The Japanese city of Iga, which is about 280 miles from Tokyo in central Japan, claims to be the birthplace of the ninja.
Apart from Japan’s demographic crisis, the country is facing another, lesser-known and not so harmful – Japan does not have enough ninjas.
Business Insider reports that in an episode of NPR’s “Planet Money” podcast, Sally Herships visited Iga, a small city in central Japan that claims to be the birthplace of the ninja.
The annual ninja festival brings them about 30,000 tourists.
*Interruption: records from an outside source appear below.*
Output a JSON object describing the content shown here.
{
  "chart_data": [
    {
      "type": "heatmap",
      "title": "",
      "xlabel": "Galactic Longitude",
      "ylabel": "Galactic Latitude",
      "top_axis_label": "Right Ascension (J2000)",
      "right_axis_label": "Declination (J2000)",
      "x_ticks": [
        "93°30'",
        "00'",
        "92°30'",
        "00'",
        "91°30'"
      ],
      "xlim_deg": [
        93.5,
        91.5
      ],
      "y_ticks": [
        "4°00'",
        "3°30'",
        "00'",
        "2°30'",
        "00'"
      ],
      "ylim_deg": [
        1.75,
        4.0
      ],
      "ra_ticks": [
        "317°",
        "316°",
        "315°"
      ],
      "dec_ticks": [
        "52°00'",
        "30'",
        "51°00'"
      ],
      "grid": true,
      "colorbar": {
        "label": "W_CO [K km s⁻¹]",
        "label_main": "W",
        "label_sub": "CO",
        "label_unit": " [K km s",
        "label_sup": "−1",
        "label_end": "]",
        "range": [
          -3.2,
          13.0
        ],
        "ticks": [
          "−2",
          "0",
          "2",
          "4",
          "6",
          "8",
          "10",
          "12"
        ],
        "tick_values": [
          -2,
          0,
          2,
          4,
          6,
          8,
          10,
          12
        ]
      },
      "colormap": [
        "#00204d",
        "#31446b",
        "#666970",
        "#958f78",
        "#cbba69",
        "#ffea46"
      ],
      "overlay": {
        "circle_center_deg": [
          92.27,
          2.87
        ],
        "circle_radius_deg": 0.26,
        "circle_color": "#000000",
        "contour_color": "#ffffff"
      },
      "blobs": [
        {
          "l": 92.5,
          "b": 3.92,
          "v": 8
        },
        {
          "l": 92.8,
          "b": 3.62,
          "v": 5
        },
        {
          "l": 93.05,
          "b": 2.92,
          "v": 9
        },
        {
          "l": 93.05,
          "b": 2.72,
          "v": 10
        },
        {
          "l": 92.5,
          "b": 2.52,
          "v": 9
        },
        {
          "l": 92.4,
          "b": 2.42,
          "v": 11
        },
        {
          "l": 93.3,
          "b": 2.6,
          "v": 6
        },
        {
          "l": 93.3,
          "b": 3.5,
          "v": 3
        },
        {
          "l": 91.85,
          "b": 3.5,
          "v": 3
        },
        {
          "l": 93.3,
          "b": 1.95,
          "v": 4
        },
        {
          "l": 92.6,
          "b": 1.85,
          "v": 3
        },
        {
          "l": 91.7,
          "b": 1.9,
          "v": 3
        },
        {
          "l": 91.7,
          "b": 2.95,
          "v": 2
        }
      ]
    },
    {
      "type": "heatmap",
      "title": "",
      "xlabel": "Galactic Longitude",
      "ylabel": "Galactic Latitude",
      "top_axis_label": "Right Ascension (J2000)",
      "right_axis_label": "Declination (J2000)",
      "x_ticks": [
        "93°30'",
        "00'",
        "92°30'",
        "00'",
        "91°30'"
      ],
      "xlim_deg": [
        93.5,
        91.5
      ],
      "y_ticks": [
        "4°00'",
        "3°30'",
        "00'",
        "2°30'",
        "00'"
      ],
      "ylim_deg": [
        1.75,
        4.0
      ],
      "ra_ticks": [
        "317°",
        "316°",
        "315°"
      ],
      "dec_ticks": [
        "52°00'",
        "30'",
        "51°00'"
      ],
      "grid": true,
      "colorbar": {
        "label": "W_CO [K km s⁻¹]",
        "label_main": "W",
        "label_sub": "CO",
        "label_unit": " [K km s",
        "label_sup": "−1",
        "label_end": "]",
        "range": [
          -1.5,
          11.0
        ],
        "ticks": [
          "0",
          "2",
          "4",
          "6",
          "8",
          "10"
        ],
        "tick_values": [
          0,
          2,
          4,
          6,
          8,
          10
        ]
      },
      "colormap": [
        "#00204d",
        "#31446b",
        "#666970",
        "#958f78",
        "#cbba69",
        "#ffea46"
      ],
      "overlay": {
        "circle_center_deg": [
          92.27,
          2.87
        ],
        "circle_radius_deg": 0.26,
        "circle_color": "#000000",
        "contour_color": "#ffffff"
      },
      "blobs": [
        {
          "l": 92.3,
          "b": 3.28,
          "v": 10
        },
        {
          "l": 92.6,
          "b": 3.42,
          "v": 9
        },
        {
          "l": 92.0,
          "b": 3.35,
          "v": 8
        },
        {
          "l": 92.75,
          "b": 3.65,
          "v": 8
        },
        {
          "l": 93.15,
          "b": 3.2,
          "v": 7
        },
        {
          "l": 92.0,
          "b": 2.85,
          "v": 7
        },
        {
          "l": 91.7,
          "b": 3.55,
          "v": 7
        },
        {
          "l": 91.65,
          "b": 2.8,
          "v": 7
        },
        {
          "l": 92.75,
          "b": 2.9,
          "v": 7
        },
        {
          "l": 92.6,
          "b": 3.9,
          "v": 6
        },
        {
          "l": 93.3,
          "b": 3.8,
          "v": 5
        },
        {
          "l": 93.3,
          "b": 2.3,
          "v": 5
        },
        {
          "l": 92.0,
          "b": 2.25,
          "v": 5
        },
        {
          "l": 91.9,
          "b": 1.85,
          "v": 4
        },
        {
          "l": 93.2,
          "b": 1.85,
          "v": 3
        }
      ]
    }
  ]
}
However, Iga is suffering from depopulation. “It’s facing a shortage of those two key things you need to keep an economy humming: stuff to sell and people to buy the stuff,” Herships’ co-host Stacey Vanek Smith says.
According to the publisher, the city is also losing young people who don’t want to live in the rural countryside. To revive the local economy, the mayor of Iga, Sakae Okamoto, is promoting the city’s ninja heritage with the aim of drawing more tourists.
“This job does have a lot to offer,” Herships explains. “First of all, the pay is quite competitive. Today, ninjas can earn anything from $23,000 to about $85,000 – which is a really solid salary, and in fact, a lot more than real ninjas used to earn in medieval Japan.”
Iga needs to attract labor forces to work and live in the rural city as the ninja tourism scheme is extended.
As they’re not seeking bonafide ninjas to run around cutting off heads with swords future workers need to know the next: “Ninja is not an inheritable class. Without severe training, nobody could become a ninja. That’s why they have silently disappeared in history,” Sugako Nakagawa, the curator of the local ninja museum, told Reuters in 2008.
For today things aren’t bettering. As a whole Iga attracted just 43 new young residents last year while alone lost 1,000 residents.